I found that although the duck aroma has not been totally eliminated by the sauce, but the meat/tendon is very soft and the sauce has sufficiently penetrated into the duck to create a very appetizing cold dish. The peanut sauce spiced with sesame and chilli integrates well with the duck flavors, and though I’m not really a fan of duck feet myself I do find my chopstick gravitating towards the dish fairly often!
[Chilli leave prawns/川椒蝦球] ~$20
The dish this time round (compared to one year-ish ago) was a little bit salty, but the chilli leaves and caramelized prawn batter made me forget about the salty flavor - all I could think about taking one gulp after another from my bowl of rice! The dish as a whole dances very heavily on the palate, and with the decent sized king prawns that they used in this dish it really is a rice-killer dish. This is one of the dishes that, as far as I know, is cooked by this eatery and nowhere else. Perhaps there is another Chinese restaurant somewhere but I haven’t had the chance to cross paths with that place just yet, and until then to me the chilli leave prawns done by Empress Garden is their signature dish!
[Braised soup in sandpot/砂鍋津白] ~$15
Braised soup in sandpot was the best translation I could come up with for this dish… inside the sandpot there are fatty pieces of pork loin, bok choi, tofu, dried prawns, altogether in a milky soup that reminded me of seafood chowders but in a watered down variant. Still quite flavorful and gentle on the stomach like the chicken soup you drink when down with a flu. The vermicelli included in the soup helps to add substance and WILL fill you up if you’re not careful!
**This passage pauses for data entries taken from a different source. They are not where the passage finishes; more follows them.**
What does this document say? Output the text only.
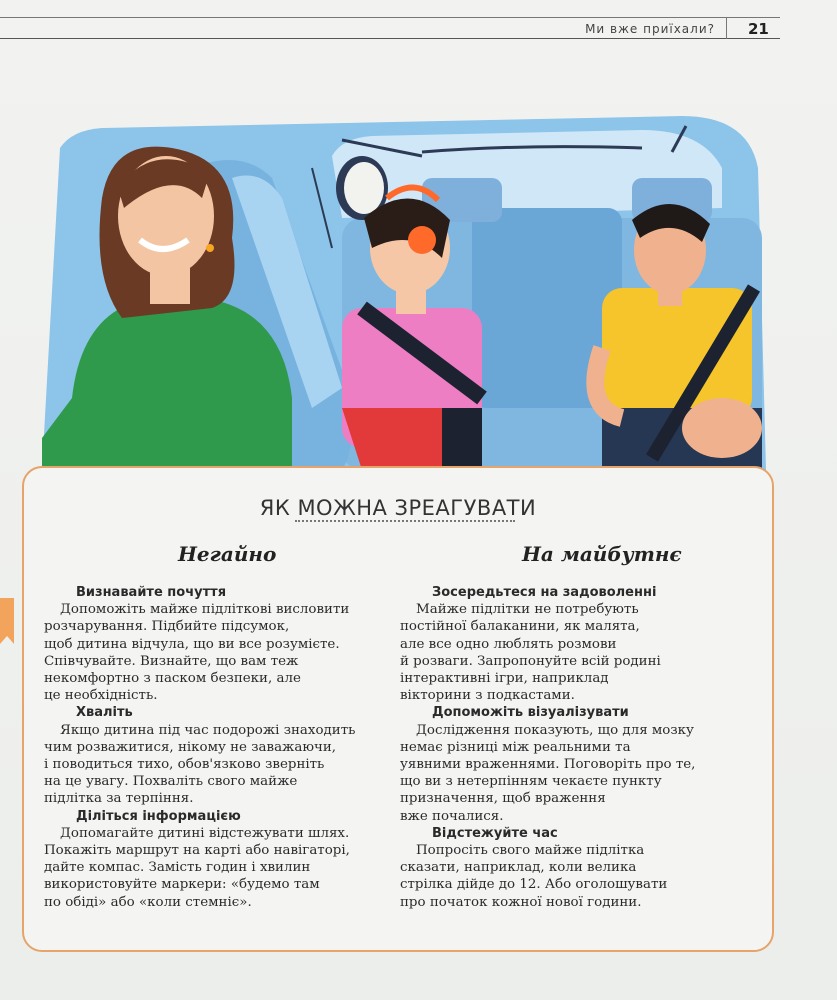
Ми вже приїхали? 21
ЯК МОЖНА ЗРЕАГУВАТИ
Негайно	На майбутнє

Визнавайте почуття

Допоможіть майже підліткові висловити

розчарування. Підбийте підсумок,

щоб дитина відчула, що ви все розумієте.

Співчувайте. Визнайте, що вам теж

некомфортно з паском безпеки, але

це необхідність.

Хваліть

Якщо дитина під час подорожі знаходить

чим розважитися, нікому не заважаючи,

і поводиться тихо, обов'язково зверніть

на це увагу. Похваліть свого майже

підлітка за терпіння.

Діліться інформацією

Допомагайте дитині відстежувати шлях.

Покажіть маршрут на карті або навігаторі,

дайте компас. Замість годин і хвилин

використовуйте маркери: «будемо там

по обіді» або «коли стемніє».

Зосередьтеся на задоволенні

Майже підлітки не потребують

постійної балаканини, як малята,

але все одно люблять розмови

й розваги. Запропонуйте всій родині

інтерактивні ігри, наприклад

вікторини з подкастами.

Допоможіть візуалізувати

Дослідження показують, що для мозку

немає різниці між реальними та

уявними враженнями. Поговоріть про те,

що ви з нетерпінням чекаєте пункту

призначення, щоб враження

вже почалися.

Відстежуйте час

Попросіть свого майже підлітка

сказати, наприклад, коли велика

стрілка дійде до 12. Або оголошувати

про початок кожної нової години.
[Chilli sour wontons/酸辣雲吞] $10
It’s the first time I’m trying such a dish because the menu usually offers the plain soup version instead of including wontons. The name is a little deceptive however; I could barely taste the chilli and the sourness was not the aromatic kind. It’s was more of a generic taste than the really bad, canned/powdered chilli sour stuff that I’ve sometimes had from dodgy chinese foodcourt stalls. The wontons were wrapped within a nice pastry skin, but the meat patty enclosed reminded me more of the dumpling kind of meat rather than the wonton kind. It’s hard to describe for me but the distinction lies in the flakiness of the meat patty. Usually the meat inside the dumplings tend to break apart quite easily within the mouth, whereas wonton meat (at least the times I’ve had it when I went back to Taiwan) never part with the pastry skin. The meat scent unique to New Zealand pork, lamb, and beef - some would call it stench and in this case it was a little like that - further crushed any expectation I had of the wonton being of the kind I’d like to eat.
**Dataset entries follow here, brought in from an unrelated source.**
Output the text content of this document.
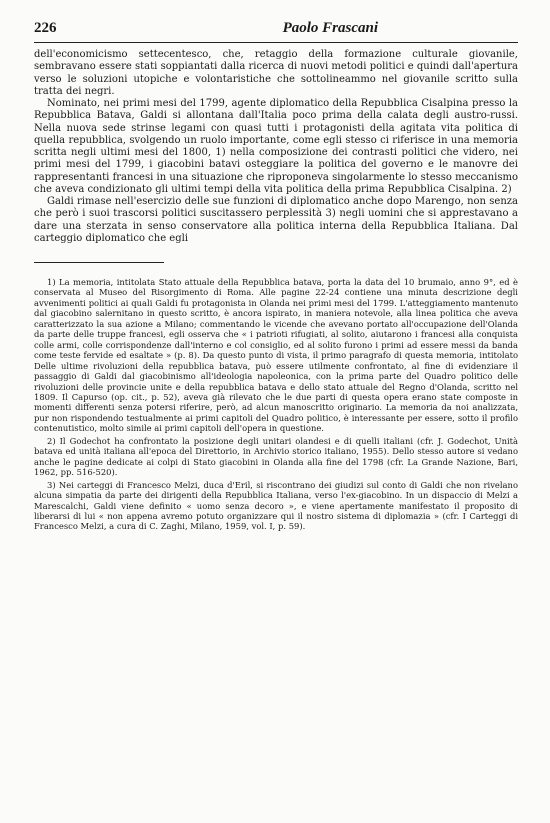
226	Paolo Frascani

dell'economicismo settecentesco, che, retaggio della formazione culturale giovanile, sembravano essere stati soppiantati dalla ricerca di nuovi metodi politici e quindi dall'apertura verso le soluzioni utopiche e volontaristiche che sottolineammo nel giovanile scritto sulla tratta dei negri.

Nominato, nei primi mesi del 1799, agente diplomatico della Repubblica Cisalpina presso la Repubblica Batava, Galdi si allontana dall'Italia poco prima della calata degli austro-russi. Nella nuova sede strinse legami con quasi tutti i protagonisti della agitata vita politica di quella repubblica, svolgendo un ruolo importante, come egli stesso ci riferisce in una memoria scritta negli ultimi mesi del 1800, 1) nella composizione dei contrasti politici che videro, nei primi mesi del 1799, i giacobini batavi osteggiare la politica del governo e le manovre dei rappresentanti francesi in una situazione che riproponeva singolarmente lo stesso meccanismo che aveva condizionato gli ultimi tempi della vita politica della prima Repubblica Cisalpina. 2)

Galdi rimase nell'esercizio delle sue funzioni di diplomatico anche dopo Marengo, non senza che però i suoi trascorsi politici suscitassero perplessità 3) negli uomini che si apprestavano a dare una sterzata in senso conservatore alla politica interna della Repubblica Italiana. Dal carteggio diplomatico che egli

1) La memoria, intitolata Stato attuale della Repubblica batava, porta la data del 10 brumaio, anno 9°, ed è conservata al Museo del Risorgimento di Roma. Alle pagine 22-24 contiene una minuta descrizione degli avvenimenti politici ai quali Galdi fu protagonista in Olanda nei primi mesi del 1799. L'atteggiamento mantenuto dal giacobino salernitano in questo scritto, è ancora ispirato, in maniera notevole, alla linea politica che aveva caratterizzato la sua azione a Milano; commentando le vicende che avevano portato all'occupazione dell'Olanda da parte delle truppe francesi, egli osserva che « i patrioti rifugiati, al solito, aiutarono i francesi alla conquista colle armi, colle corrispondenze dall'interno e col consiglio, ed al solito furono i primi ad essere messi da banda come teste fervide ed esaltate » (p. 8). Da questo punto di vista, il primo paragrafo di questa memoria, intitolato Delle ultime rivoluzioni della repubblica batava, può essere utilmente confrontato, al fine di evidenziare il passaggio di Galdi dal giacobinismo all'ideologia napoleonica, con la prima parte del Quadro politico delle rivoluzioni delle provincie unite e della repubblica batava e dello stato attuale del Regno d'Olanda, scritto nel 1809. Il Capurso (op. cit., p. 52), aveva già rilevato che le due parti di questa opera erano state composte in momenti differenti senza potersi riferire, però, ad alcun manoscritto originario. La memoria da noi analizzata, pur non rispondendo testualmente ai primi capitoli del Quadro politico, è interessante per essere, sotto il profilo contenutistico, molto simile ai primi capitoli dell'opera in questione.

2) Il Godechot ha confrontato la posizione degli unitari olandesi e di quelli italiani (cfr. J. Godechot, Unità batava ed unità italiana all'epoca del Direttorio, in Archivio storico italiano, 1955). Dello stesso autore si vedano anche le pagine dedicate ai colpi di Stato giacobini in Olanda alla fine del 1798 (cfr. La Grande Nazione, Bari, 1962, pp. 516-520).

3) Nei carteggi di Francesco Melzi, duca d'Eril, si riscontrano dei giudizi sul conto di Galdi che non rivelano alcuna simpatia da parte dei dirigenti della Repubblica Italiana, verso l'ex-giacobino. In un dispaccio di Melzi a Marescalchi, Galdi viene definito « uomo senza decoro », e viene apertamente manifestato il proposito di liberarsi di lui « non appena avremo potuto organizzare qui il nostro sistema di diplomazia » (cfr. I Carteggi di Francesco Melzi, a cura di C. Zaghi, Milano, 1959, vol. I, p. 59).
[Sesame pockets w/ stir fried mince] ~$15
Although the mince was slightly on the oily side, it helped to balance the slightly dry sesame pockets that we were supposed to stuff the mince into - creating a snack that is very tasty and slightly filling, too! The heavy flavors of the mince tends to drown out everything else after a few bites so I would definitely recommend tea at the very least, or a lightly flavored soup of some kind to go with this dish.
This has been one of the few consistent restaurants that I’ve been able to discover around Auckland; although there were times when they renovated and had to close for a while, or when the chef changed - but the taste has remained largely the same throughout the past 7 odd years of relationship my family had with this restaurant. Definitely worth a try as parking is ample around the restaurant, and with a location in a quiet neighborhood it’s well suited for a private meal :)
Contact details:
227 Jervois Road
Herne Bay, 1011
(09) 376 5550
Hours:
Lunch: 12pm - 2:30pm
Dinner: 6.00pm - 10.00pm














This restaurant sounds really good….and its not often that you are lucky twice :D
Sometimes,the chilli does compensate the taste which are a bit salty.